Natürlich kann man "Aufschieberitis" nicht aus der Welt schaffen, indem man sich sagt (oder andere einem sagen): "Reiß Dich mal zusammen!" Das haben Sie sicherlich schon (wahrscheinlich erfolglos) versucht. Trotzdem können Übungen hilfreich sein, die den eigenen Willen stärken, besonders was die innere Widerstandskraft gegenüber Frustrationen und Schwierigkeiten (die beim Lernen oder Arbeiten an Hausarbeiten o.ä. selbstverständlich auftreten) angeht.

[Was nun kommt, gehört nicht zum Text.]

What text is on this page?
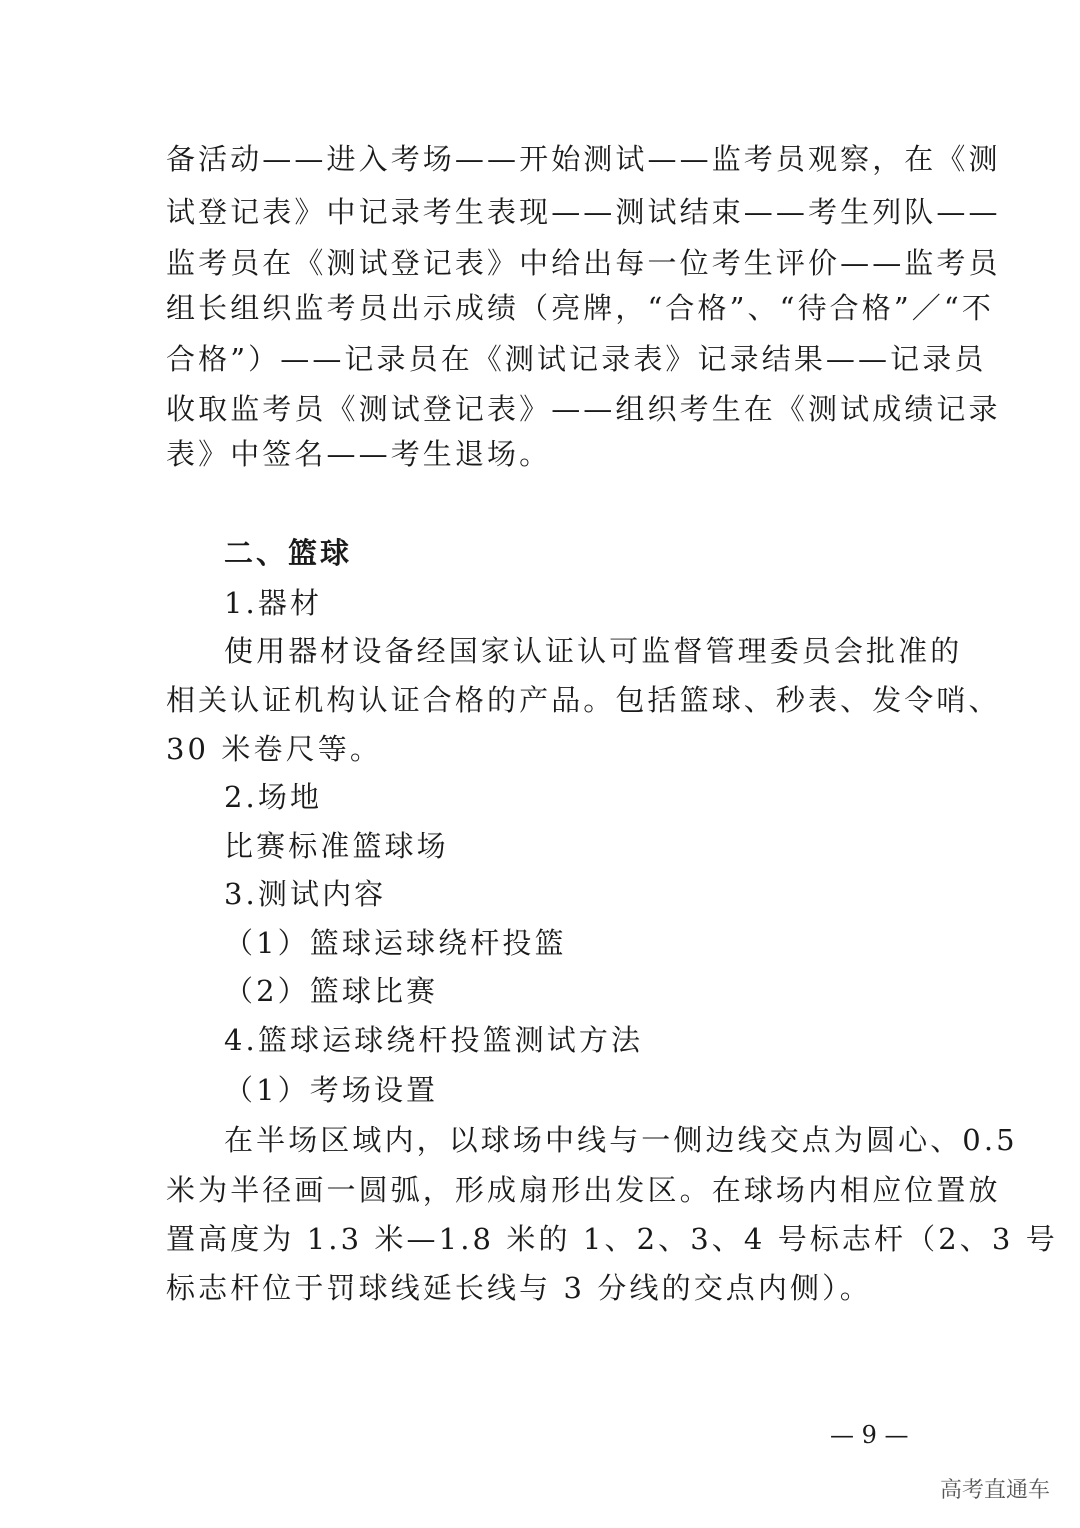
备活动——进入考场——开始测试——监考员观察，在《测
试登记表》中记录考生表现——测试结束——考生列队——
监考员在《测试登记表》中给出每一位考生评价——监考员
组长组织监考员出示成绩（亮牌，“合格”、“待合格”／“不
合格”）——记录员在《测试记录表》记录结果——记录员
收取监考员《测试登记表》——组织考生在《测试成绩记录
表》中签名——考生退场。
二、篮球
1.器材
使用器材设备经国家认证认可监督管理委员会批准的
相关认证机构认证合格的产品。包括篮球、秒表、发令哨、
30 米卷尺等。
2.场地
比赛标准篮球场
3.测试内容
（1）篮球运球绕杆投篮
（2）篮球比赛
4.篮球运球绕杆投篮测试方法
（1）考场设置
在半场区域内，以球场中线与一侧边线交点为圆心、0.5
米为半径画一圆弧，形成扇形出发区。在球场内相应位置放
置高度为 1.3 米—1.8 米的 1、2、3、4 号标志杆（2、3 号
标志杆位于罚球线延长线与 3 分线的交点内侧）。
— 9 —
高考直通车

In dem Buch "Schluss mit dem ewigen Aufschieben" von W. Rückert werden folgende Übungen vorgeschlagen:

  • "Beschließen Sie, nach 20 Minuten Spaß, den Sie im Schwimmbad hatten, noch 10 Bahnen zu schwimmen, so kraftvoll wie möglich."
  • "Duschen Sie sich, nachdem Sie das warme Wasser genossen haben, zusätzlich noch kalt ab und versuchen Sie, es immer länger auszuhalten."
  • "Üben Sie, nach der angenehmen Lektüre des Feuilletons auch noch intensiv den Wirtschaftsteil Ihrer Zeitung durchzuarbeiten."
  • Nehmen Sie sich ein anspruchsvolles, dickes Werk, das Sie schon lange einmal lesen wollten (...). Hängen Sie an die drei Seiten Ihrer (..) Lektüre noch eine Seite ran."